Saanich is willing to bend the rules to stop a home on the heritage registry from being torn down by a Vancouver couple looking to build their dream house.
Peter Gosniak and Helen Lamla bought the property at 2700 Queenswood Dr. last month from Sheila and Byron Davies with the intent to tear down the 71-year-old structure on the grounds.
But Saanich staff in December denied the demolition permit, as did council last week, giving the municipality 60 days to come up with a solution or legal action could be taken.
“They were aware the home was heritage registered,” said Aurora Faulkner-Killam, with the law firm Cox, Taylor, legal counsel for the home owners. “But they investigated what that means and that heritage registration doesn’t entitle (local government) to indefinitely restrict an owner’s use.”
Faulkner-Killam read a statement to council last Monday stating the owners purchased the $2.4-million home with the intent to demolish it.
“The current intention remains to achieve a vacant lot,” Faulkner-Killam told council. “A vacant building is costly to insure.”
The 60-day heritage protection council approved buys council time to hopefully reach a compromise with the owners that keeps the existing house and achieves their eventual plan of building a new one.
But Faulkner-Killam says she spoke with her clients following the meeting and said their plans haven’t changed.
“They have no different expectations than what they set out with,” she said. “They’re prepared to listen to whatever Saanich council wishes to discuss, but they’ve been clear with their intentions.”
They say the home is “in poor condition,” riddled with asbestos and moisture issues, posing health risks.
Mayor Frank Leonard told Faulkner-Killam that council would be willing to make some pretty bold, one-off moves to accommodate the wishes of both parties.

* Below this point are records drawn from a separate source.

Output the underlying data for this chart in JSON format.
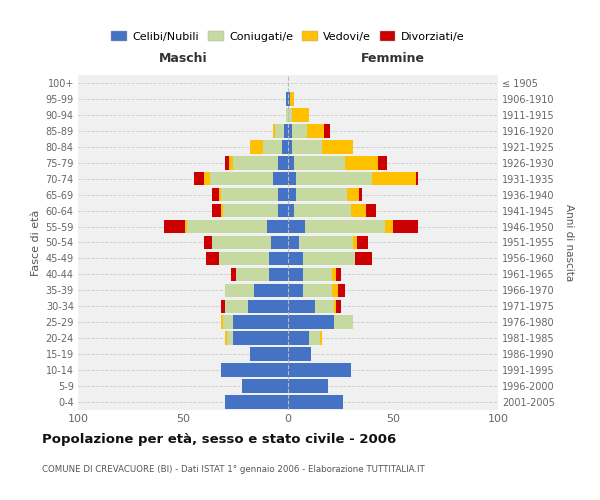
{
  "age_groups": [
    "0-4",
    "5-9",
    "10-14",
    "15-19",
    "20-24",
    "25-29",
    "30-34",
    "35-39",
    "40-44",
    "45-49",
    "50-54",
    "55-59",
    "60-64",
    "65-69",
    "70-74",
    "75-79",
    "80-84",
    "85-89",
    "90-94",
    "95-99",
    "100+"
  ],
  "birth_years": [
    "2001-2005",
    "1996-2000",
    "1991-1995",
    "1986-1990",
    "1981-1985",
    "1976-1980",
    "1971-1975",
    "1966-1970",
    "1961-1965",
    "1956-1960",
    "1951-1955",
    "1946-1950",
    "1941-1945",
    "1936-1940",
    "1931-1935",
    "1926-1930",
    "1921-1925",
    "1916-1920",
    "1911-1915",
    "1906-1910",
    "≤ 1905"
  ],
  "maschi": {
    "celibi": [
      30,
      22,
      32,
      18,
      26,
      26,
      19,
      16,
      9,
      9,
      8,
      10,
      5,
      5,
      7,
      5,
      3,
      2,
      0,
      1,
      0
    ],
    "coniugati": [
      0,
      0,
      0,
      0,
      3,
      5,
      11,
      14,
      16,
      24,
      28,
      38,
      26,
      27,
      30,
      21,
      9,
      4,
      1,
      0,
      0
    ],
    "vedove": [
      0,
      0,
      0,
      0,
      1,
      1,
      0,
      0,
      0,
      0,
      0,
      1,
      1,
      1,
      3,
      2,
      6,
      1,
      0,
      0,
      0
    ],
    "divorziate": [
      0,
      0,
      0,
      0,
      0,
      0,
      2,
      0,
      2,
      6,
      4,
      10,
      4,
      3,
      5,
      2,
      0,
      0,
      0,
      0,
      0
    ]
  },
  "femmine": {
    "nubili": [
      26,
      19,
      30,
      11,
      10,
      22,
      13,
      7,
      7,
      7,
      5,
      8,
      3,
      4,
      4,
      3,
      2,
      2,
      0,
      1,
      0
    ],
    "coniugate": [
      0,
      0,
      0,
      0,
      5,
      9,
      9,
      14,
      14,
      25,
      26,
      38,
      27,
      24,
      36,
      24,
      14,
      7,
      2,
      0,
      0
    ],
    "vedove": [
      0,
      0,
      0,
      0,
      1,
      0,
      1,
      3,
      2,
      0,
      2,
      4,
      7,
      6,
      21,
      16,
      15,
      8,
      8,
      2,
      0
    ],
    "divorziate": [
      0,
      0,
      0,
      0,
      0,
      0,
      2,
      3,
      2,
      8,
      5,
      12,
      5,
      1,
      1,
      4,
      0,
      3,
      0,
      0,
      0
    ]
  },
  "colors": {
    "celibi": "#4472c4",
    "coniugati": "#c5d9a0",
    "vedove": "#ffc000",
    "divorziate": "#cc0000"
  },
  "legend_labels": [
    "Celibi/Nubili",
    "Coniugati/e",
    "Vedovi/e",
    "Divorziati/e"
  ],
  "title": "Popolazione per età, sesso e stato civile - 2006",
  "subtitle": "COMUNE DI CREVACUORE (BI) - Dati ISTAT 1° gennaio 2006 - Elaborazione TUTTITALIA.IT",
  "xlabel_left": "Maschi",
  "xlabel_right": "Femmine",
  "ylabel_left": "Fasce di età",
  "ylabel_right": "Anni di nascita",
  "xlim": 100,
  "bg_color": "#f0f0f0",
  "bar_height": 0.85
}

“I even (offered suggestions) so far outside of existing zoning bylaws. In their correspondence, I seem to detect a tone that the property owner seems to think there’s some risk in applying for a rezoning or subdivision. One way to take the risk out is for us to be the applicant. Those are extraordinary suggestions for a mayor to make,” he said. “But that’s how open I am to start a dialogue in this 60-day window. I can’t telegraph a message any stronger to the property owner that I’m virtually wide open to a create a solution here.”
Among those suggestions, Leonard mentioned a customizable zone that allows for both houses on the property. “This could be the nicest guest house on Queenswood.”
If a compromise isn’t reached, council will be forced to decide whether a demolition permit is issued or it’s denied. If the latter is chosen, Faulkner-Killam says the couple will file a lawsuit seeking damages.
Leonard acknowledges that could become a costly route, and one for which Saanich taxpayers would have to foot the bill.
“When you’re protecting the public interest, not only the public interest in terms of property and heritage, but in terms of the treasury, we should act with eyes wide open,” he said. “I hope we’ll be able to share what the potential consequences are (to taxpayers) if we take that route.”
Last February, the City of Victoria was ordered to pay Rogers’ Chocolates nearly $600,000 after imposing a heritage designation on the downtown store’s interior against the owner’s will.
Leonard says council needs to look at that privately arbitrated decision when it chooses what direction it will take if no compromise is reached.
“Courts take people’s property rights quite seriously and government has a lot of power. But when you exercise that power upon one single property owner, the courts put a high price on that.”
Councillors Susan Brice and Wayne Hunter were absent but those in attendance unanimously approved the 60-day protection.
“This is the first time Saanich has played hardball,” Coun. Vicki Sanders said. “We’ve lost a lot of heritage over the years, but people weren’t aware. We were always in the mindset of ‘well, there’s always a lot more.’ … Allowing them to demolish this home, we will lose a whole part of Saanich history.”
When contacted by the **News, the Davies said they had no objections to the demolition of the home. The building was formerly owned by Sheila Davies’ parents and has been in the family since 1944.
The Davies added the home to the heritage registry in 2005 because it’s a “beautifully detailed and (well) preserved” representation of the British arts and crafts architectural movement.